The bridge that Stach built: Man constructs Europe’s largest man-made bridge - just to avoid his neighbours
Few of us would consider what it takes to build a bridge, but it turns out it’s quite a lot. You need concrete, you need manpower and you need something approximating engineering knowhow.
Jan Stach had none of these but he still managed to build the biggest bridge in Europe made by a single man.
It was the 1970s and Stach was already in his 50s when he took it upon himself to build a stone bridge crossing the river adjacent to his land.
Stach’s property in Znamirowice, south Poland, was surrounded by cliffs and begrudging neighbours, something that forced him to have to rely on his friend’s boat to take his goods to market every week.

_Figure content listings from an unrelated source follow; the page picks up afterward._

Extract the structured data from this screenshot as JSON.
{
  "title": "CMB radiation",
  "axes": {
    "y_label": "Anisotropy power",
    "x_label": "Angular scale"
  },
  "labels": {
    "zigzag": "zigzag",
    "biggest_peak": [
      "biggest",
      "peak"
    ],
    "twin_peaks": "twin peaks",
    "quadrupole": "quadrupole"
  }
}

Sick of the situation, he campaigned the local authorities to build the bridge, but to no avail. The state was communist and concrete was scarce.

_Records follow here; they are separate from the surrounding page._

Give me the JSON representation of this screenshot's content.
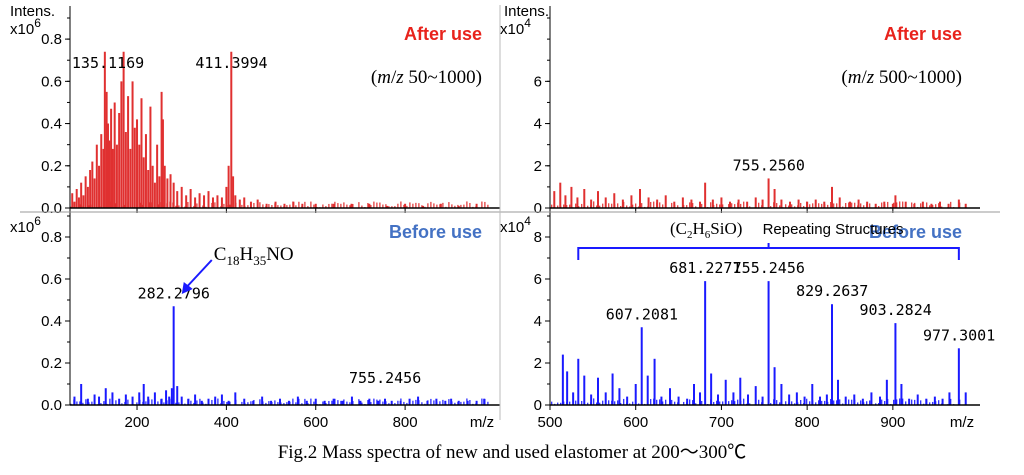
{
  "caption": "Fig.2 Mass spectra of new and used elastomer at 200～300℃",
  "chart_data": [
    {
      "type": "bar",
      "panel": "top-left",
      "condition": "After use",
      "range_note": "(m/z 50~1000)",
      "range_prefix": "(",
      "range_m": "m",
      "range_slash": "/",
      "range_z": "z",
      "range_rest": " 50~1000)",
      "ylabel": "Intens.",
      "y_multiplier": "x10",
      "y_multiplier_exp": "6",
      "xlabel": "m/z",
      "xlim": [
        50,
        990
      ],
      "ylim": [
        0,
        0.9
      ],
      "xticks": [
        "200",
        "400",
        "600",
        "800"
      ],
      "xtick_values": [
        200,
        400,
        600,
        800
      ],
      "yticks": [
        "0.0",
        "0.2",
        "0.4",
        "0.6",
        "0.8"
      ],
      "ytick_values": [
        0.0,
        0.2,
        0.4,
        0.6,
        0.8
      ],
      "color": "#e03030",
      "labels": [
        {
          "text": "135.1169",
          "x": 135.1169,
          "y": 0.8
        },
        {
          "text": "411.3994",
          "x": 411.3994,
          "y": 0.8
        }
      ],
      "peaks": {
        "x": [
          55,
          60,
          65,
          70,
          75,
          80,
          85,
          90,
          95,
          100,
          105,
          110,
          115,
          120,
          125,
          128,
          132,
          135,
          138,
          142,
          146,
          150,
          155,
          160,
          165,
          170,
          175,
          180,
          185,
          190,
          195,
          200,
          205,
          210,
          215,
          220,
          225,
          230,
          235,
          240,
          245,
          250,
          255,
          258,
          262,
          268,
          275,
          282,
          290,
          300,
          310,
          320,
          330,
          340,
          350,
          360,
          370,
          380,
          390,
          400,
          405,
          411,
          415,
          420,
          430,
          440,
          455,
          470,
          490,
          510,
          530,
          550,
          570,
          600,
          640,
          680,
          720,
          760,
          800,
          840,
          880,
          920,
          960
        ],
        "y": [
          0.07,
          0.03,
          0.09,
          0.05,
          0.12,
          0.06,
          0.15,
          0.1,
          0.18,
          0.22,
          0.14,
          0.3,
          0.2,
          0.35,
          0.28,
          0.74,
          0.55,
          0.4,
          0.32,
          0.47,
          0.28,
          0.5,
          0.3,
          0.45,
          0.6,
          0.74,
          0.36,
          0.53,
          0.28,
          0.6,
          0.38,
          0.42,
          0.3,
          0.52,
          0.24,
          0.35,
          0.18,
          0.48,
          0.2,
          0.12,
          0.3,
          0.15,
          0.55,
          0.42,
          0.2,
          0.14,
          0.16,
          0.12,
          0.08,
          0.1,
          0.06,
          0.09,
          0.05,
          0.07,
          0.06,
          0.08,
          0.05,
          0.06,
          0.05,
          0.1,
          0.2,
          0.74,
          0.15,
          0.06,
          0.04,
          0.05,
          0.03,
          0.04,
          0.02,
          0.03,
          0.02,
          0.03,
          0.02,
          0.02,
          0.02,
          0.02,
          0.02,
          0.01,
          0.02,
          0.01,
          0.02,
          0.01,
          0.02
        ]
      }
    },
    {
      "type": "bar",
      "panel": "bottom-left",
      "condition": "Before use",
      "ylabel": "",
      "y_multiplier": "x10",
      "y_multiplier_exp": "6",
      "xlabel": "m/z",
      "xlim": [
        50,
        990
      ],
      "ylim": [
        0,
        0.9
      ],
      "xticks": [
        "200",
        "400",
        "600",
        "800"
      ],
      "xtick_values": [
        200,
        400,
        600,
        800
      ],
      "yticks": [
        "0.0",
        "0.2",
        "0.4",
        "0.6",
        "0.8"
      ],
      "ytick_values": [
        0.0,
        0.2,
        0.4,
        0.6,
        0.8
      ],
      "color": "#1a1aff",
      "labels": [
        {
          "text": "282.2796",
          "x": 282.2796,
          "y": 0.47
        },
        {
          "text": "755.2456",
          "x": 755.2456,
          "y": 0.03
        }
      ],
      "annotation": {
        "formula": "C18H35NO",
        "c": "C",
        "c_sub": "18",
        "h": "H",
        "h_sub": "35",
        "rest": "NO",
        "target_x": 282.2796
      },
      "peaks": {
        "x": [
          60,
          75,
          90,
          105,
          115,
          130,
          145,
          160,
          175,
          190,
          205,
          215,
          225,
          240,
          255,
          265,
          272,
          278,
          282,
          290,
          300,
          315,
          330,
          345,
          360,
          375,
          390,
          405,
          420,
          440,
          460,
          480,
          500,
          520,
          540,
          560,
          580,
          600,
          620,
          640,
          660,
          681,
          700,
          720,
          740,
          755,
          770,
          790,
          810,
          829,
          850,
          870,
          890,
          903,
          920,
          940,
          960,
          977
        ],
        "y": [
          0.04,
          0.1,
          0.03,
          0.05,
          0.04,
          0.08,
          0.06,
          0.03,
          0.05,
          0.04,
          0.06,
          0.1,
          0.04,
          0.06,
          0.03,
          0.07,
          0.04,
          0.08,
          0.47,
          0.09,
          0.04,
          0.03,
          0.05,
          0.02,
          0.03,
          0.04,
          0.05,
          0.02,
          0.06,
          0.03,
          0.02,
          0.04,
          0.02,
          0.03,
          0.02,
          0.04,
          0.02,
          0.03,
          0.02,
          0.03,
          0.02,
          0.04,
          0.02,
          0.03,
          0.02,
          0.03,
          0.02,
          0.02,
          0.03,
          0.04,
          0.02,
          0.03,
          0.02,
          0.03,
          0.02,
          0.02,
          0.02,
          0.03
        ]
      }
    },
    {
      "type": "bar",
      "panel": "top-right",
      "condition": "After use",
      "range_note": "(m/z 500~1000)",
      "range_prefix": "(",
      "range_m": "m",
      "range_slash": "/",
      "range_z": "z",
      "range_rest": " 500~1000)",
      "ylabel": "Intens.",
      "y_multiplier": "x10",
      "y_multiplier_exp": "4",
      "xlabel": "m/z",
      "xlim": [
        500,
        990
      ],
      "ylim": [
        0,
        9
      ],
      "xticks": [
        "500",
        "600",
        "700",
        "800",
        "900"
      ],
      "xtick_values": [
        500,
        600,
        700,
        800,
        900
      ],
      "yticks": [
        "0",
        "2",
        "4",
        "6"
      ],
      "ytick_values": [
        0,
        2,
        4,
        6
      ],
      "color": "#e03030",
      "labels": [
        {
          "text": "755.2560",
          "x": 755.256,
          "y": 1.4
        }
      ],
      "peaks": {
        "x": [
          505,
          512,
          518,
          525,
          532,
          540,
          548,
          556,
          565,
          575,
          585,
          595,
          605,
          615,
          625,
          635,
          645,
          655,
          665,
          675,
          681,
          690,
          700,
          710,
          720,
          730,
          740,
          748,
          755,
          762,
          770,
          780,
          790,
          800,
          810,
          820,
          829,
          838,
          850,
          860,
          870,
          880,
          890,
          900,
          903,
          915,
          925,
          935,
          945,
          955,
          965,
          977,
          985
        ],
        "y": [
          0.8,
          1.2,
          0.6,
          1.0,
          0.5,
          0.9,
          0.4,
          0.8,
          0.5,
          0.7,
          0.4,
          0.6,
          0.9,
          0.5,
          0.4,
          0.6,
          0.3,
          0.5,
          0.4,
          0.3,
          1.2,
          0.4,
          0.5,
          0.3,
          0.4,
          0.3,
          0.5,
          0.4,
          1.4,
          0.9,
          0.4,
          0.3,
          0.4,
          0.3,
          0.4,
          0.3,
          1.0,
          0.5,
          0.3,
          0.4,
          0.3,
          0.2,
          0.3,
          0.2,
          0.6,
          0.3,
          0.2,
          0.3,
          0.2,
          0.3,
          0.2,
          0.4,
          0.2
        ]
      }
    },
    {
      "type": "bar",
      "panel": "bottom-right",
      "condition": "Before use",
      "ylabel": "",
      "y_multiplier": "x10",
      "y_multiplier_exp": "4",
      "xlabel": "m/z",
      "xlim": [
        500,
        990
      ],
      "ylim": [
        0,
        9
      ],
      "xticks": [
        "500",
        "600",
        "700",
        "800",
        "900",
        "m/z"
      ],
      "xtick_values": [
        500,
        600,
        700,
        800,
        900
      ],
      "yticks": [
        "0",
        "2",
        "4",
        "6",
        "8"
      ],
      "ytick_values": [
        0,
        2,
        4,
        6,
        8
      ],
      "color": "#1a1aff",
      "repeat_label": "Repeating Structures",
      "repeat_formula": {
        "open": "(C",
        "c_sub": "2",
        "h": "H",
        "h_sub": "6",
        "rest": "SiO)"
      },
      "repeat_range": [
        533,
        977
      ],
      "labels": [
        {
          "text": "607.2081",
          "x": 607.2081,
          "y": 3.7
        },
        {
          "text": "681.2271",
          "x": 681.2271,
          "y": 5.9
        },
        {
          "text": "755.2456",
          "x": 755.2456,
          "y": 5.9
        },
        {
          "text": "829.2637",
          "x": 829.2637,
          "y": 4.8
        },
        {
          "text": "903.2824",
          "x": 903.2824,
          "y": 3.9
        },
        {
          "text": "977.3001",
          "x": 977.3001,
          "y": 2.7
        }
      ],
      "peaks": {
        "x": [
          515,
          520,
          527,
          533,
          540,
          548,
          556,
          565,
          573,
          581,
          590,
          600,
          607,
          614,
          622,
          630,
          640,
          650,
          660,
          668,
          675,
          681,
          688,
          696,
          705,
          714,
          722,
          731,
          740,
          748,
          755,
          762,
          770,
          779,
          788,
          797,
          806,
          815,
          823,
          829,
          836,
          845,
          855,
          865,
          875,
          885,
          893,
          903,
          910,
          919,
          929,
          939,
          949,
          958,
          966,
          977,
          985
        ],
        "y": [
          2.4,
          1.6,
          0.6,
          2.2,
          1.4,
          0.5,
          1.3,
          0.6,
          1.5,
          0.8,
          0.4,
          1.0,
          3.7,
          1.4,
          2.2,
          0.4,
          0.8,
          0.4,
          0.3,
          1.0,
          0.6,
          5.9,
          1.5,
          0.5,
          1.2,
          0.6,
          1.3,
          0.5,
          0.9,
          0.4,
          5.9,
          1.8,
          1.0,
          0.5,
          0.6,
          0.4,
          1.0,
          0.4,
          0.5,
          4.8,
          1.2,
          0.4,
          0.5,
          0.3,
          0.6,
          0.4,
          1.2,
          3.9,
          1.0,
          0.3,
          0.5,
          0.3,
          0.4,
          0.3,
          0.6,
          2.7,
          0.6
        ]
      }
    }
  ]
}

So instead, he decided to build it himself, one stone at a time.
Stach worked through the winter, at night and even on New Year’s Eve.
He worked with his hands and a hammer, forming wedges from the Carpathian belt rock.
After four years, the bridge -- 13 metres high, 20 metres long and 7.5 metres wide -- was finally built.
According to engineers who have over the years come to visit ‘Stach’s Bridge’, it is structurally sound, as if the farmer had constructed it with expert help.
And his efforts have entered into popular history, with a biography and a documentary both documenting his efforts.
Stach died on Christmas Day, 2011, but his structural masterpiece remains to this day a tourist destination, with everybody jostling to see the stone bridge that Stach built.